In 2016 the Colombian government and the FARC-EP guerrilla, the oldest in the country, signed a peace treaty that was looking to end an internal war that has been going on for more than 50 years. The process of disarmament and reincorporation to the civil life for the reintegrating ex-combatants implied many phases that were developed through the years. With the first phase of surrendering their weapons and dismounting of the FARC in rural Transitory Communities for Normalization finished. In 2017 the second phase started, for which 24 Territorial Spaces for Capacitation and Reincorporation (ETCR) were created for the ex combatants. These places of transition and reincorporation were distributed throughout the national territory, in these places they looked to transform the abilities and knowledge of the ex guerrilla members in productive projects that aimed to help them earn a living and built some life purpose for themselves. This phase of the project was voluntary and was expected to generate possibilities and tools for them to insert themselves in the civil life and contribute to the construction of the nation.
On another end, there is HAWAPI, an independent cultural association from Peru that works in many parts of the world. They take interdisciplinary artists to specific places to investigate and produce interventions in public spaces. These encounters take place in spaces affected by, and that are representative of, certain social, political, economical and environmental issues.
In their 2018 edition HAWAPI took place in the ETCR Amaury Rodriguez that had approximately 250 habitants and was located in Pondores, Guajira, a state in Colombia.
This artistic residency took place for 9 days with 11 artists participating as follows
This process of artistic residences was trying to get a closer look to the situation of the Peace Treaty agreements that were signed through direct contact with the people who were going through the “reinsertion” process.
After a communication strategy from some political sectors of the country that, to give an example, where more interested in the money and prebends that these people were going to get from the government in areas with a high poverty situation and very noticeable estate abandonment indexes, the Colombian citizens voted for “no” in a referendum for the people to approve the peace treaties in 2016.
Under this landscape, Henry Palacio meets with a community that, although they carry the political burden of being ex combatants, is a rural community of country people and peasants living in a small village with very precarious conditions who are trying to start a productive project, particularly, a textile company. The intention of this settlement was to turn the knowledge acquired while at the guerilla and for the war now into small businesses. As an example, the people who built the butts of the rifles in wood were now making chairs in woodwork. Those who sewed the camouflage uniforms were now making uniforms for corporations, etc.

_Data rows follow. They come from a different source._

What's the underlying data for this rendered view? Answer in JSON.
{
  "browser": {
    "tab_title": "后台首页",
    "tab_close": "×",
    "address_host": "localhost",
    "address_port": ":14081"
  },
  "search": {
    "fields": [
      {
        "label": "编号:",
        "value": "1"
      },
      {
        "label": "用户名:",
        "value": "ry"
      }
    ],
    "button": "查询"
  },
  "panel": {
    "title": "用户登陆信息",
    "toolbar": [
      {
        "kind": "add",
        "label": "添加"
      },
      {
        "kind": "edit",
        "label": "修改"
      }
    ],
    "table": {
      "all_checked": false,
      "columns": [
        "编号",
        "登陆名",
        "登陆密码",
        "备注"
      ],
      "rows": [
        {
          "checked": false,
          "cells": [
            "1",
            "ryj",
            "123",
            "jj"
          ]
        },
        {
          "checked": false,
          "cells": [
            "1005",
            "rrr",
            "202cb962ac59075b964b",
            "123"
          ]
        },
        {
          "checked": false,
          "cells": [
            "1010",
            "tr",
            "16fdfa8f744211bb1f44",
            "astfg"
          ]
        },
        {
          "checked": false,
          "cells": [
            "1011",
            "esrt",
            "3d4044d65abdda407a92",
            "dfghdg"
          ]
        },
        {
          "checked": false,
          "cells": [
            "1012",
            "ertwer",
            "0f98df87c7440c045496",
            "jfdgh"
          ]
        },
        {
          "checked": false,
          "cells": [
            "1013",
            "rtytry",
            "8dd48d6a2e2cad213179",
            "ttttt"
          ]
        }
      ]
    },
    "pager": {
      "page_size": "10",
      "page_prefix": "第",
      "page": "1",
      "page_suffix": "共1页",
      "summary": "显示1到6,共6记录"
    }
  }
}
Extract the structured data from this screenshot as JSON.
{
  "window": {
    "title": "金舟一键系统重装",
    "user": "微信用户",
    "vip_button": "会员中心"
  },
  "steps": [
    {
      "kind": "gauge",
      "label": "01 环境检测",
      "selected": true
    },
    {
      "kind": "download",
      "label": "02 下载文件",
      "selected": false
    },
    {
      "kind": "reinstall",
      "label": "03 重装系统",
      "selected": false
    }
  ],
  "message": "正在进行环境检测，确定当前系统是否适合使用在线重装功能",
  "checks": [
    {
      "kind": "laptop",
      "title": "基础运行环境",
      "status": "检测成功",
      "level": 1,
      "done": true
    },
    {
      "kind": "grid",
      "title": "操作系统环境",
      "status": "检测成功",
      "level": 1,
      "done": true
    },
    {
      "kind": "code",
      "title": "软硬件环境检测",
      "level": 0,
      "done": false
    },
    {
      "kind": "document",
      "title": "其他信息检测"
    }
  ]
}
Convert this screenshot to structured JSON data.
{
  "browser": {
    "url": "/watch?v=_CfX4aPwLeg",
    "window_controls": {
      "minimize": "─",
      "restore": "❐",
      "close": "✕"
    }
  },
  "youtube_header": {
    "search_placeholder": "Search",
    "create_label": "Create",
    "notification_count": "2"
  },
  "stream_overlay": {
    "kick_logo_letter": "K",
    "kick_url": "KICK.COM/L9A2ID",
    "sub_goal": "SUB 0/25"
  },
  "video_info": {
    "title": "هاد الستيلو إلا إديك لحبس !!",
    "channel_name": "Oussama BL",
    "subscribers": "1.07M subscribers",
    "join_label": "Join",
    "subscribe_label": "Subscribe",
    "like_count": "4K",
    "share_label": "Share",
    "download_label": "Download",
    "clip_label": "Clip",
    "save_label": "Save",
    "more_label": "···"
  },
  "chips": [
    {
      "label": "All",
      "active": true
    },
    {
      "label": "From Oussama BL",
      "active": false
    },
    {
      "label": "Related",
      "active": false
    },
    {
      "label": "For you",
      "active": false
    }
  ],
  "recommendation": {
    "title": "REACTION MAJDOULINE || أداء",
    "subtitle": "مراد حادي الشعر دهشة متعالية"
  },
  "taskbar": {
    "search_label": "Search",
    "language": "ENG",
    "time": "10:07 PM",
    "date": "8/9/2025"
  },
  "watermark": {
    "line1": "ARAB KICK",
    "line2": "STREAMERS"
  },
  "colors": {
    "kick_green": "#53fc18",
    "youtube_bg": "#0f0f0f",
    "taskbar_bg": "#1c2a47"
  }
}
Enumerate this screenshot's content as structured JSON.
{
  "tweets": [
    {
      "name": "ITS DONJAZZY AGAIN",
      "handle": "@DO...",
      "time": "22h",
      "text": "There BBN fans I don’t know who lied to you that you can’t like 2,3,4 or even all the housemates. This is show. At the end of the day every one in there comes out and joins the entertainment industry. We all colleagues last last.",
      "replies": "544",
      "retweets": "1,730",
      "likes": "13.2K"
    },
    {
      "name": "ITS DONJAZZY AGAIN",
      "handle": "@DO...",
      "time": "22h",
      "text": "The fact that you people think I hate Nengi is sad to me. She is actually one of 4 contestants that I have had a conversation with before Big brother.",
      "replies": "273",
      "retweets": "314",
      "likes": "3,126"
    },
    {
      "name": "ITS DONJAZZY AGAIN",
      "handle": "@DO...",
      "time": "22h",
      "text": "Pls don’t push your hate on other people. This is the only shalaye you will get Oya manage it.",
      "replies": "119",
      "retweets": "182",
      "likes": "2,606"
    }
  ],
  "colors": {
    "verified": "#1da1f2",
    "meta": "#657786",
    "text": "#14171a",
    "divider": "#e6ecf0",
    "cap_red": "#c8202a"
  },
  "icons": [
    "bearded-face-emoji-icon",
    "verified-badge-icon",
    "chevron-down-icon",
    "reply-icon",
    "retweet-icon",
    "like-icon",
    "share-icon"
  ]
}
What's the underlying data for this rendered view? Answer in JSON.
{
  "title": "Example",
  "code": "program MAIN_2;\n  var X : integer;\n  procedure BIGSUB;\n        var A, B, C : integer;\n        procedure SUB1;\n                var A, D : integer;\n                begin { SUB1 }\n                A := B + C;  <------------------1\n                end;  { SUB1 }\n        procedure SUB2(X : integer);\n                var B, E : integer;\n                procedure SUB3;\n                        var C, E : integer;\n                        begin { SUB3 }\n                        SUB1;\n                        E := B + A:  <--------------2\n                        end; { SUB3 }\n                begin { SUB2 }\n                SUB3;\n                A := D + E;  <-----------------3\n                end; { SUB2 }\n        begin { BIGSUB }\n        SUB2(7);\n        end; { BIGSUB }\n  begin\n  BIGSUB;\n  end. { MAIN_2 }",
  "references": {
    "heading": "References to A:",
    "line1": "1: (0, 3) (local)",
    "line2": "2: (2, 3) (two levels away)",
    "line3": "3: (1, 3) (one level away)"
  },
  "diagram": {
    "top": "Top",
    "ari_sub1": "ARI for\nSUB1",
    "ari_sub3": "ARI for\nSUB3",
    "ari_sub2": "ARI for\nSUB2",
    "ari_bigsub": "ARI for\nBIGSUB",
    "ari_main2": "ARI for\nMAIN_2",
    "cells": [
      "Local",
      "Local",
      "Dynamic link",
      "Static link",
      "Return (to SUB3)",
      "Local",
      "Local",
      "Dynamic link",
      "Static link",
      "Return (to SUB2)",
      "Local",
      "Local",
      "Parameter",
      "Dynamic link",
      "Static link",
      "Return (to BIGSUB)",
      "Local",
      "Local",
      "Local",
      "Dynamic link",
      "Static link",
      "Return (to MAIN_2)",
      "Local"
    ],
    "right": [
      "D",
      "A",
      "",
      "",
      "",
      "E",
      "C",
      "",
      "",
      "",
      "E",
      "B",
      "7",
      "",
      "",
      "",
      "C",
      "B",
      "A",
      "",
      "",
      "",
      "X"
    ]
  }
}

The sewing knowledge Palacio acquired from his mother made him consider this skill as a way to contrast political postures in a symbolic manner. His knowledge of sewing machines and patronage allowed him, during his residency, to work in the development of sport uniforms with the colors of the Colombian liberal and conservative parties, making mixed patterns between them and proposing a soccer match, forming two teams constituted by men, women, ex combatants and current police officers.
From the researcher -
The closing of this residency was an exhibition in Espacio El Dorado, an art gallery in Bogota, the administrative center of Colombia. Just like many others of Palacios' projects the artistic action happened in the actual soccer match and its surrounding actions in the encounter of different symbolic dimensions dependent on a specific space and time that were hard to translate into an exhibition language and space. With the promise of exhibiting the results of the residency in Bogota and without intending to document or translate this project to a visual or audiovisual object, the artist was able to convey the main message of this project through another symbolic operation connected with the context he was given.
On the terrace at Espacio El Dorado he installed a fence with a yellow background and blue letters that reinterpreted a famous phrase by Jorge Eliecer Gaitan, a liberal politician who was killed in 1948 (episode directly correlated to the start of the armed conflict) which reads “I'm not the people, I'm a man”. This gesture installed in a private space that acts in the public space in a way that it can be seen by the passersby from the street, manifests the profound contradictions of this conflict, on one hand, the failed project of the left party and its common horizon, and on the other hand the circumstantiality of belonging to a faction or the opposing one that reveals the necessity of autonomy for the coexistence of all.